A Growing Concern for Consumers?

The proposed rules would strengthen the FCC’s existing Truth-in-Billing rules, which were adopted in 1999 and amended in 2005. The FCC contends that despite those rules, and despite voluntary industry practices aimed at protecting consumers from improper billing practices, the "substantial volume" of cramming complaints filed with the FCC, the Federal Trade Commission ("FTC") and state and local consumer protection agencies shows that these measures are not working. The FCC stated that its agency and the FTC have determined that "even small unauthorized charges can result in tens of millions [of] dollars in total costs to consumers" and that often these unauthorized charges are not detected by consumers.

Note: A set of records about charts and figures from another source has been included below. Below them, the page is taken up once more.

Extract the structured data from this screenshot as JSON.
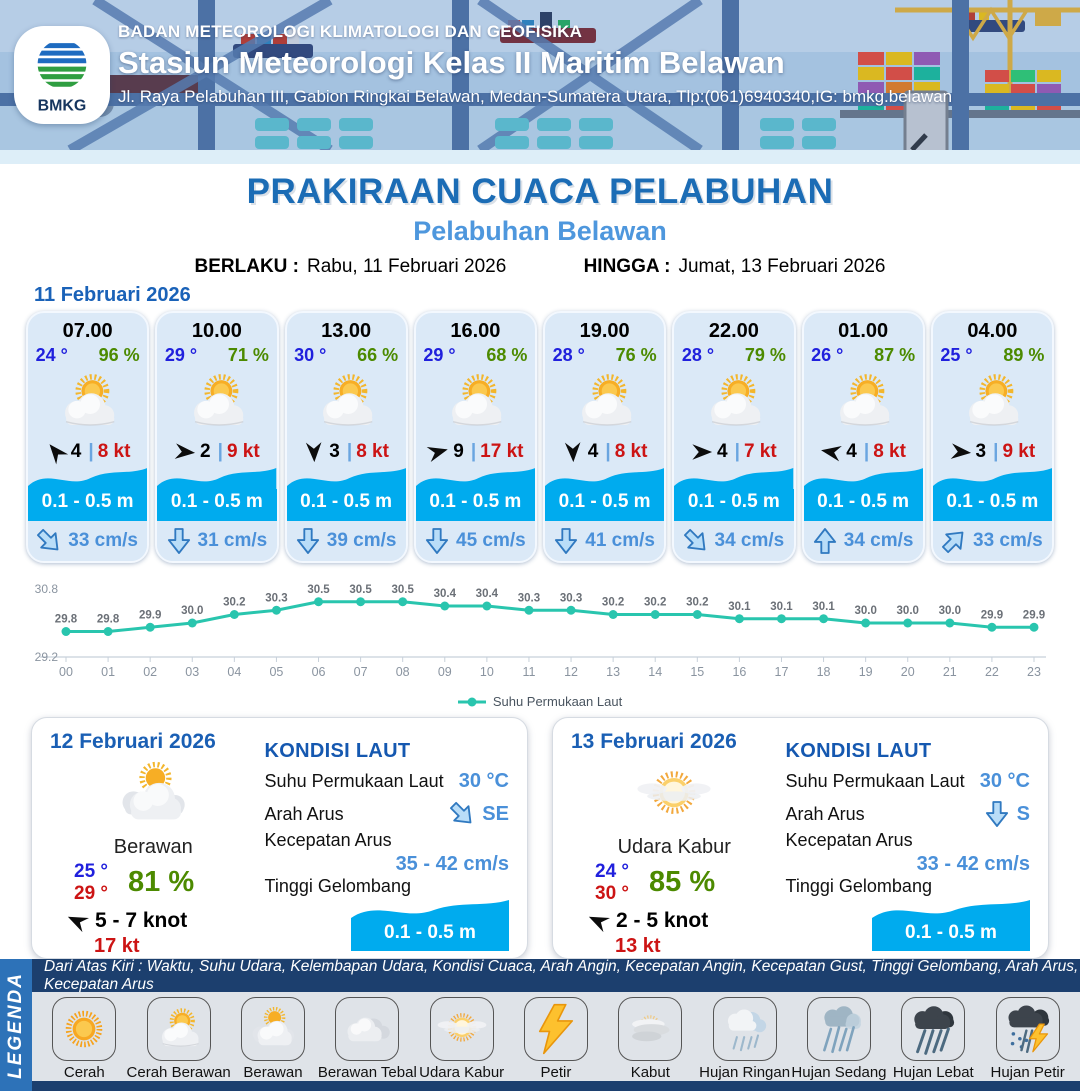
{
  "header": {
    "agency": "BADAN METEOROLOGI KLIMATOLOGI DAN GEOFISIKA",
    "station": "Stasiun Meteorologi Kelas II Maritim Belawan",
    "address": "Jl. Raya Pelabuhan III, Gabion Ringkai Belawan, Medan-Sumatera Utara, Tlp:(061)6940340,IG: bmkg.belawan",
    "logo_text": "BMKG"
  },
  "title": {
    "main": "PRAKIRAAN CUACA PELABUHAN",
    "subtitle": "Pelabuhan Belawan",
    "berlaku_label": "BERLAKU :",
    "berlaku_value": "Rabu, 11 Februari 2026",
    "hingga_label": "HINGGA :",
    "hingga_value": "Jumat, 13 Februari 2026"
  },
  "forecast_date": "11 Februari 2026",
  "ui": {
    "sep": "|"
  },
  "cards": [
    {
      "time": "07.00",
      "temp": "24 °",
      "humidity": "96 %",
      "weather_icon": "cerah-berawan",
      "wind_deg": 230,
      "wind_val": "4",
      "wind_speed": "8 kt",
      "wave": "0.1 - 0.5 m",
      "current_deg": -45,
      "current": "33 cm/s"
    },
    {
      "time": "10.00",
      "temp": "29 °",
      "humidity": "71 %",
      "weather_icon": "cerah-berawan",
      "wind_deg": 5,
      "wind_val": "2",
      "wind_speed": "9 kt",
      "wave": "0.1 - 0.5 m",
      "current_deg": 0,
      "current": "31 cm/s"
    },
    {
      "time": "13.00",
      "temp": "30 °",
      "humidity": "66 %",
      "weather_icon": "cerah-berawan",
      "wind_deg": 88,
      "wind_val": "3",
      "wind_speed": "8 kt",
      "wave": "0.1 - 0.5 m",
      "current_deg": 0,
      "current": "39 cm/s"
    },
    {
      "time": "16.00",
      "temp": "29 °",
      "humidity": "68 %",
      "weather_icon": "cerah-berawan",
      "wind_deg": -15,
      "wind_val": "9",
      "wind_speed": "17 kt",
      "wave": "0.1 - 0.5 m",
      "current_deg": 0,
      "current": "45 cm/s"
    },
    {
      "time": "19.00",
      "temp": "28 °",
      "humidity": "76 %",
      "weather_icon": "cerah-berawan",
      "wind_deg": 88,
      "wind_val": "4",
      "wind_speed": "8 kt",
      "wave": "0.1 - 0.5 m",
      "current_deg": 0,
      "current": "41 cm/s"
    },
    {
      "time": "22.00",
      "temp": "28 °",
      "humidity": "79 %",
      "weather_icon": "cerah-berawan",
      "wind_deg": 0,
      "wind_val": "4",
      "wind_speed": "7 kt",
      "wave": "0.1 - 0.5 m",
      "current_deg": -45,
      "current": "34 cm/s"
    },
    {
      "time": "01.00",
      "temp": "26 °",
      "humidity": "87 %",
      "weather_icon": "cerah-berawan",
      "wind_deg": 190,
      "wind_val": "4",
      "wind_speed": "8 kt",
      "wave": "0.1 - 0.5 m",
      "current_deg": 180,
      "current": "34 cm/s"
    },
    {
      "time": "04.00",
      "temp": "25 °",
      "humidity": "89 %",
      "weather_icon": "cerah-berawan",
      "wind_deg": 5,
      "wind_val": "3",
      "wind_speed": "9 kt",
      "wave": "0.1 - 0.5 m",
      "current_deg": -135,
      "current": "33 cm/s"
    }
  ],
  "chart_data": {
    "type": "line",
    "x": [
      "00",
      "01",
      "02",
      "03",
      "04",
      "05",
      "06",
      "07",
      "08",
      "09",
      "10",
      "11",
      "12",
      "13",
      "14",
      "15",
      "16",
      "17",
      "18",
      "19",
      "20",
      "21",
      "22",
      "23"
    ],
    "series": [
      {
        "name": "Suhu Permukaan Laut",
        "values": [
          29.8,
          29.8,
          29.9,
          30.0,
          30.2,
          30.3,
          30.5,
          30.5,
          30.5,
          30.4,
          30.4,
          30.3,
          30.3,
          30.2,
          30.2,
          30.2,
          30.1,
          30.1,
          30.1,
          30.0,
          30.0,
          30.0,
          29.9,
          29.9
        ]
      }
    ],
    "ylim": [
      29.2,
      30.8
    ],
    "yticks": [
      "30.8",
      "29.2"
    ],
    "line_color": "#29c5ae",
    "legend_position": "bottom",
    "title": "",
    "xlabel": "",
    "ylabel": ""
  },
  "daily": [
    {
      "date": "12 Februari 2026",
      "weather_icon": "berawan",
      "weather_label": "Berawan",
      "temp_min": "25 °",
      "temp_max": "29 °",
      "humidity": "81 %",
      "wind_deg": 205,
      "wind_range": "5 - 7 knot",
      "gust": "17 kt",
      "sea": {
        "heading": "KONDISI LAUT",
        "sst_label": "Suhu Permukaan Laut",
        "sst": "30 °C",
        "current_dir_label": "Arah Arus",
        "current_dir": "SE",
        "current_deg": -45,
        "current_speed_label": "Kecepatan Arus",
        "current_speed": "35 - 42 cm/s",
        "wave_label": "Tinggi Gelombang",
        "wave": "0.1 - 0.5 m"
      }
    },
    {
      "date": "13 Februari 2026",
      "weather_icon": "udara-kabur",
      "weather_label": "Udara Kabur",
      "temp_min": "24 °",
      "temp_max": "30 °",
      "humidity": "85 %",
      "wind_deg": 205,
      "wind_range": "2 - 5 knot",
      "gust": "13 kt",
      "sea": {
        "heading": "KONDISI LAUT",
        "sst_label": "Suhu Permukaan Laut",
        "sst": "30 °C",
        "current_dir_label": "Arah Arus",
        "current_dir": "S",
        "current_deg": 0,
        "current_speed_label": "Kecepatan Arus",
        "current_speed": "33 - 42 cm/s",
        "wave_label": "Tinggi Gelombang",
        "wave": "0.1 - 0.5 m"
      }
    }
  ],
  "legend": {
    "vertical_label": "LEGENDA",
    "caption": "Dari Atas Kiri : Waktu, Suhu Udara, Kelembapan Udara, Kondisi Cuaca, Arah Angin, Kecepatan Angin, Kecepatan Gust, Tinggi Gelombang, Arah Arus, Kecepatan Arus",
    "items": [
      {
        "icon": "cerah",
        "label": "Cerah"
      },
      {
        "icon": "cerah-berawan",
        "label": "Cerah Berawan"
      },
      {
        "icon": "berawan",
        "label": "Berawan"
      },
      {
        "icon": "berawan-tebal",
        "label": "Berawan Tebal"
      },
      {
        "icon": "udara-kabur",
        "label": "Udara Kabur"
      },
      {
        "icon": "petir",
        "label": "Petir"
      },
      {
        "icon": "kabut",
        "label": "Kabut"
      },
      {
        "icon": "hujan-ringan",
        "label": "Hujan Ringan"
      },
      {
        "icon": "hujan-sedang",
        "label": "Hujan Sedang"
      },
      {
        "icon": "hujan-lebat",
        "label": "Hujan Lebat"
      },
      {
        "icon": "hujan-petir",
        "label": "Hujan Petir"
      }
    ]
  },
  "colors": {
    "accent_blue": "#1b6cb5",
    "subtitle_blue": "#4e97dd",
    "temp_blue": "#2020dd",
    "humidity_green": "#4c8a00",
    "wind_red": "#cc1414",
    "wave_cyan": "#00abee",
    "current_blue": "#4a90d9",
    "chart_teal": "#29c5ae",
    "card_bg": "#dbe9f7",
    "footer_navy": "#1c3f6e",
    "legend_bar_blue": "#2d72b8"
  }
}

The FCC cited an FTC commissioned survey that concluded that only five percent of consumers who were affected by a particular cramming company were even aware of the unauthorized charges on their telephone bill. The FCC estimated that 15 to 20 million U.S. households a year potentially have "mystery fees" on their monthly wireline phone bills. The FCC contends that its proposed rules would help consumers detect cramming by highlighting third-party charges on their bills, prevent cramming by promoting blocking options where they are available, and encourage consumers to file complaints with the FCC if necessary.

More Aggressive Regulatory Measures Pondered

The FCC has sought comment on several other measures that, according to the agency, "could help consumers detect, rectify, and prevent cramming." The additional regulatory requirements under consideration by the FCC include the following:

  • require phone companies to allow their customers the option to "block" third-party charges on their phone bills;
  • prohibit carriers from assessing an additional fee for blocking services; and
  • prohibit third-party charges on telephone bills altogether. This proposal was recommended by a state utility commission in previous comments filed with the FCC.

The FCC's Notice also sought comments on whether telephone companies should be required to provide "accurate contact information" for third-party vendors on the customer's telephone bills and screen third parties for prior legal violations. The FCC has also sought comment on whether any or all of these proposed regulations should also apply to wireless service providers and to providers of interconnected Voice-over-Internet-Protocol (“VoIP”) services.

Next Steps

The FCC is soliciting comments from the public with respect to its anti-cramming proposals. The deadline for filing comments will be 60 days after the FCC's Notice has been published in the Federal Register, something that has not happened as of this writing. Reply comments will be due 30 days later.

In a proceeding of such obvious importance to so many different commercial and consumer groups, and given the Constitutional implications of its actions, one would expect that the FCC will take due consideration of the comments filed before reaching any final conclusions.